“That’s what a second plate is for,” Poppy replied, continuing to stack the little sandwiches.
“They bring all this in from a very fancy place on Fifth Avenue,” I said. “Probably costs, oh, a hundred dollars a head. Give or take.”
“A hundred dollars?” Mom squeaked.
“Poppy’s membership dues at work,” I said.
“Eat up!” added Poppy, cheerfully.
Mom grabbed a plate and went for the desserts. First she chose candy robin’s eggs nestled in a shredded pastry nest, then several madeleines and a miniature parfait with bright red fruit puree, and finally some chocolate petits fours decorated with icing leaves in fall colors. “I’ll come back for sandwiches,” she said.
“Double the desserts and I’ll get sandwiches for both of us,” I said.
“Deal,” she said, sneaking one of the robin’s egg confections into her mouth.
We carried our goodies to a nearby table. The other Ladies Who Witch glanced at us curiously but mostly seemed content to load up on treats and gossip.

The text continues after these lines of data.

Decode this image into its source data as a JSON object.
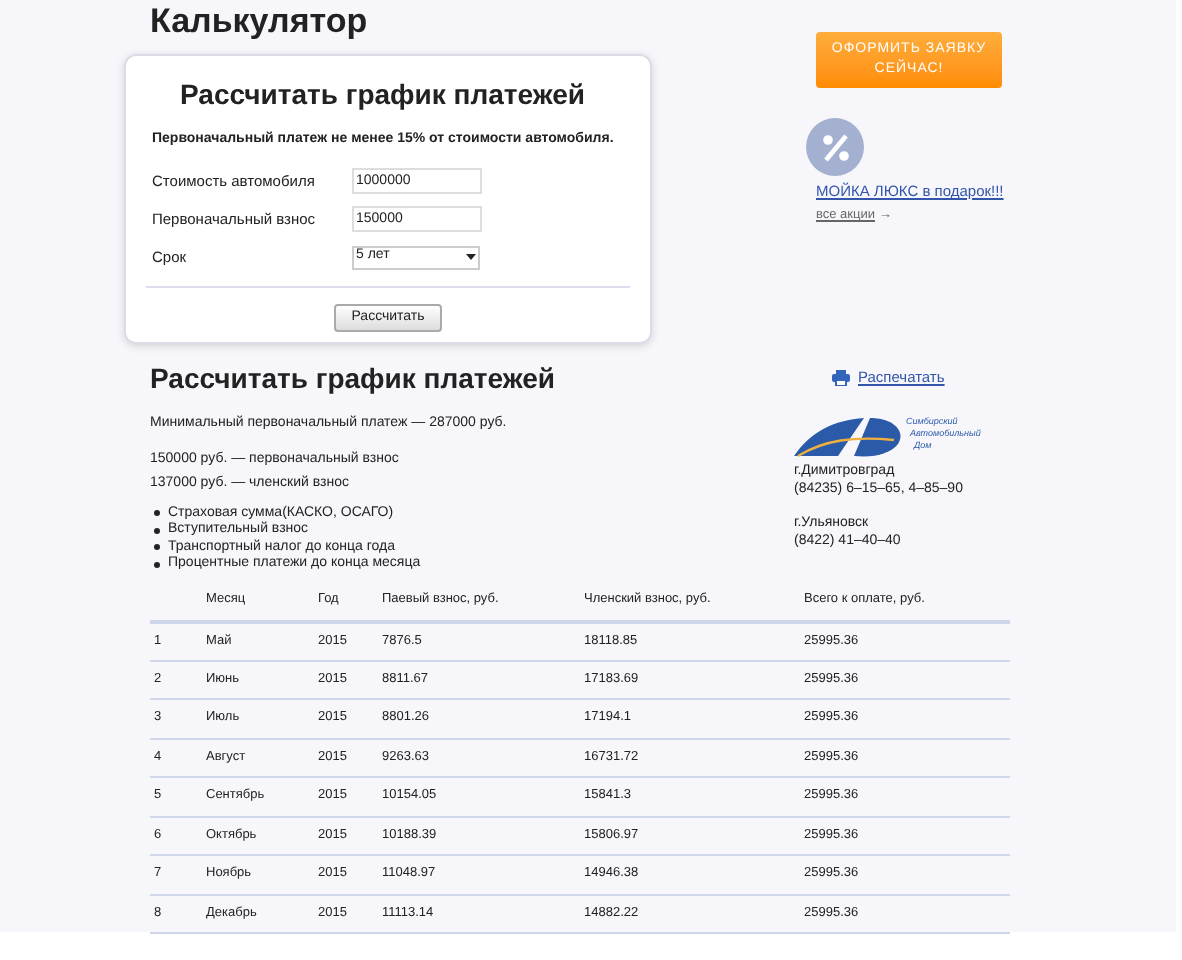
{
  "page_title": "Калькулятор",
  "calculator": {
    "title": "Рассчитать график платежей",
    "note": "Первоначальный платеж не менее 15% от стоимости автомобиля.",
    "fields": [
      {
        "kind": "input",
        "label": "Стоимость автомобиля",
        "value": "1000000"
      },
      {
        "kind": "input",
        "label": "Первоначальный взнос",
        "value": "150000"
      },
      {
        "kind": "select",
        "label": "Срок",
        "value": "5 лет"
      }
    ],
    "button": "Рассчитать"
  },
  "sidebar": {
    "cta_button": "ОФОРМИТЬ ЗАЯВКУ СЕЙЧАС!",
    "promo_link": "МОЙКА ЛЮКС в подарок!!!",
    "all_promos_link": "все акции",
    "all_promos_arrow": "→"
  },
  "results": {
    "title": "Рассчитать график платежей",
    "print_link": "Распечатать",
    "min_payment": "Минимальный первоначальный платеж — 287000 руб.",
    "lines": [
      "150000 руб. — первоначальный взнос",
      "137000 руб. — членский взнос"
    ],
    "bullets": [
      "Страховая сумма(КАСКО, ОСАГО)",
      "Вступительный взнос",
      "Транспортный налог до конца года",
      "Процентные платежи до конца месяца"
    ],
    "logo_text": [
      "Симбирский",
      "Автомобильный",
      "Дом"
    ],
    "contacts": [
      {
        "city": "г.Димитровград",
        "phone": "(84235) 6–15–65, 4–85–90"
      },
      {
        "city": "г.Ульяновск",
        "phone": "(8422) 41–40–40"
      }
    ]
  },
  "table": {
    "columns": [
      "",
      "Месяц",
      "Год",
      "Паевый взнос, руб.",
      "Членский взнос, руб.",
      "Всего к оплате, руб."
    ],
    "rows": [
      [
        "1",
        "Май",
        "2015",
        "7876.5",
        "18118.85",
        "25995.36"
      ],
      [
        "2",
        "Июнь",
        "2015",
        "8811.67",
        "17183.69",
        "25995.36"
      ],
      [
        "3",
        "Июль",
        "2015",
        "8801.26",
        "17194.1",
        "25995.36"
      ],
      [
        "4",
        "Август",
        "2015",
        "9263.63",
        "16731.72",
        "25995.36"
      ],
      [
        "5",
        "Сентябрь",
        "2015",
        "10154.05",
        "15841.3",
        "25995.36"
      ],
      [
        "6",
        "Октябрь",
        "2015",
        "10188.39",
        "15806.97",
        "25995.36"
      ],
      [
        "7",
        "Ноябрь",
        "2015",
        "11048.97",
        "14946.38",
        "25995.36"
      ],
      [
        "8",
        "Декабрь",
        "2015",
        "11113.14",
        "14882.22",
        "25995.36"
      ]
    ]
  }
}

As we made wreckage of the fancy food, the exterior doors were closed and the curtains drawn. Several witches wearing sparkling autumn-colored robes began to make their way through the crowd, performing small acts of elemental magic. One juggled colorful maple leaves with air streams alone. Another rotated a miniature planetary system of water globes through the air while a fire witch created seasonal constellations from small pops of flame. The fourth witch carried a cornucopia of apples. The apples blushed, then rotted, then burst into tiny apple saplings from the remaining seeds, bearing small apple blossoms amid green leaves.
Everyone smiled and clapped, including my mother. “Did you see that?” she said, slapping me lightly on the arm.
I was about to reply when I heard another voice. A voice, seemingly coming from far away, deep and vibrational as if it traveled through the marble floor beneath my feet and up the bones of my legs, directly into my ribcage. Squeezing my heart instead of assaulting my ears.
Zelda.
I stopped breathing.
“Zelda?” Mom said. “Don’t you like it?”
I puppeteered my head up and down. Then I made my lips do that thing where they curve upward. “Excuse me for a minute. I’ll be right back.”
“Do you want me to come with you, honey?”
“I’m fine,” I said, quickly patting her on the shoulder before near-jogging to the hallway.
Where was it?
I looked left, then right. Upward, at the ceiling, with its elaborate crown moldings.
Zelda.
Again it vibrated up through my feet.
I looked down at the floor, which was covered by richly patterned carpet. What lay beneath the ground floor? Poppy had once taken me down a curving staircase to an art-filled chamber containing a magical dancing statue. I hurried in that direction, almost skidding on the landing before gripping the staircase railing and running down, the room twisting around me as I descended. I took the last two steps with a two-footed jump, then stumbled to the center of the room.
Colorful portraits of witches stretched the height of the room. The dancing statue, on its high, isolated perch, stood still.
“Where are you, you ghostly bastard?” I said.
Silence. Or almost silence—somewhere in the distance, water plinked like an antique piano. I hurried to a door on the other side of the room and pulled it open.
Another hallway. Unlike the hallways on the ground floor, this below-street-level hallway was dim. Stone-colored.
I stepped inside. No, not stone-colored. Actual stone. I touched the wall and condensation cooled my fingertips. “This is where you go back for help, Zelda,” I said. My voice shivered back to me, a distorted echo.
I followed the hallway straight ahead to a blind right turn. I made the turn without slowing down—and had to stop on a dime, because I was three steps away from walking straight into a swimming pool.
Golden light wavered through the water, illuminating a cave-like room with an arched stone ceiling. Geometric mosaics covered the walls and the ceiling in abstract patterns; the plink-plink I’d heard came from a shell-like fountain set in the far wall above the pool.